Sei lettere, finora inedite in Italia, che si leggono in un fiato. Scritte da Vilfredo Pareto tra l’1 agosto 1888 e l’1 febbraio 1891. E che Liberiliberi pubblica col titolo L’ignoranza e il malgoverno. L’introduzione di Alberto Mingardi spiega il contesto. Le lettere sono indirizzate alla rivista anarchica bostoniana Liberty. L’economista fiorentino, allora poco più che quarantenne, è lucidissimo e si propone di raccontare l’Italia di quegli anni: il militarismo, le prime imprese coloniali, i dazi e il crispismo, i briganti e il Sud. Mingardi, dopo una dotta disquisizione dell’anarchismo fatto «da anarchici senza bombe», ricorda il percorso intellettuale di Pareto. Molto utile. Il Pareto delle lettere è quello più genuinamente liberista, influenzato da Spencer e Bastiat, il Pareto fiorentino; a cui seguirà un Pareto svizzero, sociologo, realista, disincantato.
Ma torniamo alle lettere. In alcuni passi sono ripetitive. Ma sono stupende, vere e intense. Si possono leggere con due chiavi quasi opposte. Quella del cronista delle cose italiane. La descrizione della divisione tra Nord e Sud, il fenomeno del brigantaggio. Bellissima la descrizione dell’ascesa e della caduta di Crispi, prima confuso dal consenso interessato e poi mollato per le sue intemperanze parlamentari. E poi il bilancio dello Stato, riassunto da perfetto cronista finanziario in tre righe: quasi 600 milioni di franchi l’anno spesi per spese militari, circa un terzo dell’intero bilancio pubblico. E poi la corruzione nell’acciaieria di Terni e la buona idea delle banche popolari. È come leggere una pagina di storia grazie alla leggerezza del cronista, ma con gli occhiali di un pensatore liberale. Ci sono pagine di un’attualità incredibile. Giudicate voi: «Noi supponiamo, per una finzione legale, che gli atti di governi parlamentari siano un perfetto accordo con l’opinione consapevole della maggioranza delle persone. In generale le cose non stanno così. Governi astuti sanno perfettamente bene come creare un’opinione artificiale: e in parte per indifferenza, in parte per ignoranza, capita di rado che le persone siano consapevoli del fine verso cui il loro governo le sta guidando». Altrettanto interessante e disincantata l’analisi dei partiti, divisi in due classi: «Quelli che vogliono il governo del popolo da parte del popolo e quelli che al contrario vogliono che il popolo sia governato da una classe dirigente».

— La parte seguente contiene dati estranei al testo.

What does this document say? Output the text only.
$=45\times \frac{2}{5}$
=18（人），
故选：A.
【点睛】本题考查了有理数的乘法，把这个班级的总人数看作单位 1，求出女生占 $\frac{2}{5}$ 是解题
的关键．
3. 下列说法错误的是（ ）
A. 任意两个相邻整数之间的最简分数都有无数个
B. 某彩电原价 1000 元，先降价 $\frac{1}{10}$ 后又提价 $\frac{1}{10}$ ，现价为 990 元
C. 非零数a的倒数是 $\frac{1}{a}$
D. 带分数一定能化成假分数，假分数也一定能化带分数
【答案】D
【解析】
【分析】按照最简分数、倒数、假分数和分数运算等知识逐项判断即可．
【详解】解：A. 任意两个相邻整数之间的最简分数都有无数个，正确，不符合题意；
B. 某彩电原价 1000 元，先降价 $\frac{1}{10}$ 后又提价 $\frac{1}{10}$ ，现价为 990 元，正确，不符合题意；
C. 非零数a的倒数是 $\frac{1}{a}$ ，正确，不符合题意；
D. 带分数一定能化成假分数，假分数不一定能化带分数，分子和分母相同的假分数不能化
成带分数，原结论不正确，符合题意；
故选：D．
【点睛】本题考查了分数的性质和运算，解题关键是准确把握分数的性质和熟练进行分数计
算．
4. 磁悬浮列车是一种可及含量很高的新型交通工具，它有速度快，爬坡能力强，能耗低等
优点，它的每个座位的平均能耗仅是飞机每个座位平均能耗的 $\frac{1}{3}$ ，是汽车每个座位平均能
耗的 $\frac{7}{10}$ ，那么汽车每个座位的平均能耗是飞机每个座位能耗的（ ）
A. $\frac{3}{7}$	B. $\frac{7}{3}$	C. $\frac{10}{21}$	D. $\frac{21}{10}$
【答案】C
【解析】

In fondo non è questa la grande differenza, anche attuale, tra il governo dei competenti e quello degli eletti, di cui tanto si parla? Quanto al nome «liberale», aggiunge Pareto, «in Italia è inutile fare distinzioni, perché tutti sostengono d’esserlo, inclusi i più autoritari». Sul piano economico, Pareto è poi tranchant: «È davvero incredibile che possa esserci ancora qualcuno che crede che aumentando il potere dello Stato i mali di cui soffre il popolo diminuirebbero. Al contrario, è proprio questo potere ad esserne la causa principale». Non sarebbe male una bella lettura da parte dei politici di oggi.